Encapsulation of lycopene in Pickering emulsion stabilized by complexes of whey protein isolate fibrils and sodium alginate: Physicochemical property, structural characterization and in vitro digestion property.

机构信息

College of Food Science and Engineering, Tianjin University of Science & Technology, Tianjin 300457, PR China.

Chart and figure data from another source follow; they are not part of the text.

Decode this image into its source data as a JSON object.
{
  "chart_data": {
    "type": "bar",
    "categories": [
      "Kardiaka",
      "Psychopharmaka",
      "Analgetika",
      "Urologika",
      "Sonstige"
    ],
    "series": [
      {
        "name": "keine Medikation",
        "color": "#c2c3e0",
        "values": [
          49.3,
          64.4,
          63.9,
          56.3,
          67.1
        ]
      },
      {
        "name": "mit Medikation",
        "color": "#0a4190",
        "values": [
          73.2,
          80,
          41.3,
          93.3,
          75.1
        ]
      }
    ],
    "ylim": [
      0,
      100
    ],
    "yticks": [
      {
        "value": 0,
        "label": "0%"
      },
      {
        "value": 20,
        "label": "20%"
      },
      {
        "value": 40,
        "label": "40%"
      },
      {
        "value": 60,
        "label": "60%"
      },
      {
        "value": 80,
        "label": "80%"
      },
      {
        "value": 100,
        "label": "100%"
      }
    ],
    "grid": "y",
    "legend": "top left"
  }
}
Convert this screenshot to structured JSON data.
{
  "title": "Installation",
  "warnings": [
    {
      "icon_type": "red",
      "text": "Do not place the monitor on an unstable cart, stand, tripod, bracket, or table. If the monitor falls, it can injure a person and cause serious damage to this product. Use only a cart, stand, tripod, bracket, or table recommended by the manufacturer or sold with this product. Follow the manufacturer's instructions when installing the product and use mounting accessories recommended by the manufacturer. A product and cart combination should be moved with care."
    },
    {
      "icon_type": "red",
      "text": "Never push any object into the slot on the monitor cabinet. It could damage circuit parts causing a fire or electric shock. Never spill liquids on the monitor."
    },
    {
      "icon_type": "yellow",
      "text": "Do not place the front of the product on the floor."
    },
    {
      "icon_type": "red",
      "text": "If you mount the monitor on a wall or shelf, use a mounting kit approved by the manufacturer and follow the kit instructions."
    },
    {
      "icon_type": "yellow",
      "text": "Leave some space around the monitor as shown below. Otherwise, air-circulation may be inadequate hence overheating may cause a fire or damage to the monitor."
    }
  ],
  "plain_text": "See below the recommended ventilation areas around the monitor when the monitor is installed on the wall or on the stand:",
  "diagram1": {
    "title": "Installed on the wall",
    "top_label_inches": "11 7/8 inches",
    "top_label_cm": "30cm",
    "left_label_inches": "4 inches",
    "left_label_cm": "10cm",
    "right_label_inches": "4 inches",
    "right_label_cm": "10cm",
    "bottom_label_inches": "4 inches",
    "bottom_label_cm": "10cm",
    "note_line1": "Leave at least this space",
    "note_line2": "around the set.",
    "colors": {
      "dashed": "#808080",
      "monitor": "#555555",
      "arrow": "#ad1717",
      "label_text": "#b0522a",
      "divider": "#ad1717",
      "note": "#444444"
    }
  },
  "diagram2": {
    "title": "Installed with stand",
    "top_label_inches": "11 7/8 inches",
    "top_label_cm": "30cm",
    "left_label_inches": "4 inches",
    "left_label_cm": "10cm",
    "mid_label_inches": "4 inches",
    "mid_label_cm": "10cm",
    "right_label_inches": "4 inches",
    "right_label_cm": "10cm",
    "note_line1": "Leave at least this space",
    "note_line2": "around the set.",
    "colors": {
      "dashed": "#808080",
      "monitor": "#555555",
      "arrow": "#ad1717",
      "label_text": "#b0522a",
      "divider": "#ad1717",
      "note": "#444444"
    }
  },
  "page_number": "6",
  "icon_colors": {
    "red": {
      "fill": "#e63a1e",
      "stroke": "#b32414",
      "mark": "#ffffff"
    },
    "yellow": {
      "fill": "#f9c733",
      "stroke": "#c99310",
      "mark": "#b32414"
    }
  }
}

College of Food Science and Engineering, Tianjin University of Science & Technology, Tianjin 300457, PR China.

出版信息

Food Res Int. 2024 Sep;191:114675. doi: 10.1016/j.foodres.2024.114675. Epub 2024 Jul 5.

Abstract

In present study, whey protein isolate fibrils and sodium alginate complexes (WPIFs-SA) were prepared and further used to stabilize Pickering emulsions for lycopene delivery. The optimal interaction between WPIFs and SA occurred at pH 3.0, with a mass ratio of 2:1. Increasing the oil fractions and the content of WPIFs-SA complexes significantly improved Pickering emulsions' stability, concurrently reducing droplet size and increasing viscoelasticity. Meanwhile, it facilitated the formation of a thicker protective layer and a compact network structure around the oil droplets, offering better protection for lycopene against thermal and photo degradation. In vitro digestion studies revealed that as the oil fractions and complex contents increased, the lipolysis degree decreased. The engineered WPIFs-SA Pickering emulsion could be used as an innovative delivery system for the protection and delivery of lycopene.

摘要

在本研究中,制备了乳清分离蛋白纤维和海藻酸钠复合物(WPIFs-SA),并进一步用于稳定用于递送番茄红素的 Pickering 乳液。在 pH 值为 3.0 时,WPIFs 和 SA 之间存在最佳相互作用,质量比为 2:1。增加油相分数和 WPIFs-SA 复合物的含量显著提高了 Pickering 乳液的稳定性,同时减小了液滴尺寸并增加了粘弹性。同时,它有助于在油滴周围形成更厚的保护层和更紧凑的网络结构,为番茄红素提供更好的热和光降解保护。体外消化研究表明,随着油相分数和复合物含量的增加,脂肪分解程度降低。该工程 WPIFs-SA Pickering 乳液可用作番茄红素保护和递送的创新递送系统。